DUBAI, Dec 1 – In Dubai, delegates at this year’s United Nations climate conference reached a significant agreement on November 30 to activate a fund designed to aid countries vulnerable to the effects of climate change. This breakthrough on the conference’s first day marks a pivotal step in addressing loss and damage caused by environmental changes.

UN climate chief Simon Stiell highlighted the importance of this development during a press conference. “Today’s news on loss and damage gives this UN climate conference a running start. All governments and negotiators must use this momentum to deliver ambitious outcomes here in Dubai,” Stiell stated.

On X, the social media platform formerly known as Twitter, UN Secretary-General António Guterres praised the agreement to operationalize the fund, emphasizing its role in achieving climate justice. He encouraged leaders to back the fund, hoping for a solid start to COP28.

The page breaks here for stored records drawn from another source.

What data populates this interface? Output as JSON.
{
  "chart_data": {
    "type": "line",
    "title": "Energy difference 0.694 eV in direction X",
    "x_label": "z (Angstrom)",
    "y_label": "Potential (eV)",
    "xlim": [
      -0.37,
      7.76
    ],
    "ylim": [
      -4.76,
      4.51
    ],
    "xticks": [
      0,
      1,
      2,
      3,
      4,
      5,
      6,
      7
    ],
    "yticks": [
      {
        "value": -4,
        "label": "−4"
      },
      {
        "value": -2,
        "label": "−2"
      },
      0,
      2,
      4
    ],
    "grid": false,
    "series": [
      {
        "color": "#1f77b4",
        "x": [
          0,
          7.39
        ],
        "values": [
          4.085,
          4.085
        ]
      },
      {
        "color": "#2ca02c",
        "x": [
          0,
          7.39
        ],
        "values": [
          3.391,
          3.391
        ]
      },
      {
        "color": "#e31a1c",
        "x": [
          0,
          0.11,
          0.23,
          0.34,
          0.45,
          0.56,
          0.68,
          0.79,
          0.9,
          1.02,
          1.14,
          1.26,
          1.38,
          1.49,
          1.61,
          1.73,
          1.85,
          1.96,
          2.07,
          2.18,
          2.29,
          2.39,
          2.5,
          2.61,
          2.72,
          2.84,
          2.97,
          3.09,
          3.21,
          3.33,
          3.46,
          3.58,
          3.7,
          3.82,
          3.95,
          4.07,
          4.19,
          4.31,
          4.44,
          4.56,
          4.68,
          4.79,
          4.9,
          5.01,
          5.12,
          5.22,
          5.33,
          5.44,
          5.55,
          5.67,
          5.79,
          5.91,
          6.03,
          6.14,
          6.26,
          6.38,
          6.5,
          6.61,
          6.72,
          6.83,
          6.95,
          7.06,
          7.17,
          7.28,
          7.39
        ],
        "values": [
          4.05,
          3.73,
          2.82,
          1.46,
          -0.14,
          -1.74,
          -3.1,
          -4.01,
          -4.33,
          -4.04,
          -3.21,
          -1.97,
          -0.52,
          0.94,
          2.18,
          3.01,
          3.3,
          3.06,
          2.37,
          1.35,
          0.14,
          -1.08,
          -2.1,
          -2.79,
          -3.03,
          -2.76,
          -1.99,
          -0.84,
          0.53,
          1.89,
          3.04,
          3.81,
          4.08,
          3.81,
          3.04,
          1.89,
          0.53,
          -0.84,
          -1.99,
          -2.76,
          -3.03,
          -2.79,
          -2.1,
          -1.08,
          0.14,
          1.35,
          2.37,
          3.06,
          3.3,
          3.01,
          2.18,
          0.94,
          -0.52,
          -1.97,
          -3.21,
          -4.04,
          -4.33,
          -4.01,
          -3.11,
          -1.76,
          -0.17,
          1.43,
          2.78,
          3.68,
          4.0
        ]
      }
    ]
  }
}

The fund, long sought by developing nations grappling with the consequences of climate change, such as droughts, floods, and rising seas, saw developed countries recognizing its necessity during COP27 in Sharm el-Sheikh, Egypt, in 2022.

Sultan al-Jaber, COP28 President, announced the United Arab Emirates’ commitment of $100 million to the fund. Similarly, Germany pledged an equal amount, with the United States and Japan also contributing.

The 28th Conference of Parties (COP) to the UN Framework Convention on Climate Change (UNFCCC) commenced on November 30 at Expo City on Dubai’s outskirts. The venue, adorned with greenery, expects over 70,000 delegates and participants through December 12, focusing on shaping a sustainable future.

This fund’s urgency reflects ongoing discussions on loss and damage at previous COPs and aligns with the Paris Agreement’s goals. Nations least responsible for greenhouse gas emissions face disproportionate challenges from climate catastrophes. The proposed fund aims to support these nations, potentially aiding in rebuilding sustainable infrastructure.

Meanwhile, the African CSOs Biodiversity Alliance, comprising African Indigenous Peoples, local communities, youth, women, small-scale farmers, and NGOs, is participating in the Dubai climate conference. The alliance seeks to advocate for climate solutions that respect traditional knowledge and equity. They aim to influence climate policies that benefit Africa, emphasizing increased funding for African governments and Indigenous Peoples and Local Communities (IPLCs) at the forefront of biodiversity and climate challenges.

At COP28, the ACBA is advocating for several key actions:

  • Emphasizing the importance of traditional knowledge from diverse groups in shaping effective climate solutions while advocating for integrating this wisdom into climate policies.
  • Calling for urgent, real, and equitable transitions that address the negative impacts of false climate solutions on society, biodiversity, and IPLCs and emphasizing the need for substantial carbon emission reductions.
  • Urging parties to fulfil their climate finance commitments, emphasizing the importance of the quality and accessibility of funding, especially for IPLCs. The alliance had also called for a clear definition of climate finance and the immediate operationalization of the loss and damage fund.
  • Advocating for just and equitable transitions in areas such as food sovereignty through agroecology, access to clean and affordable energy leveraging Africa’s renewable resources, and sustainable debt management to enable African countries to invest in responding to climate change and biodiversity loss.

The ACBA underscores the urgency of prioritizing these actions at COP28 to achieve genuine and lasting climate solutions that respect the rights and wisdom of diverse communities. The alliance stresses the shared responsibility of all nations to secure a sustainable and equitable future.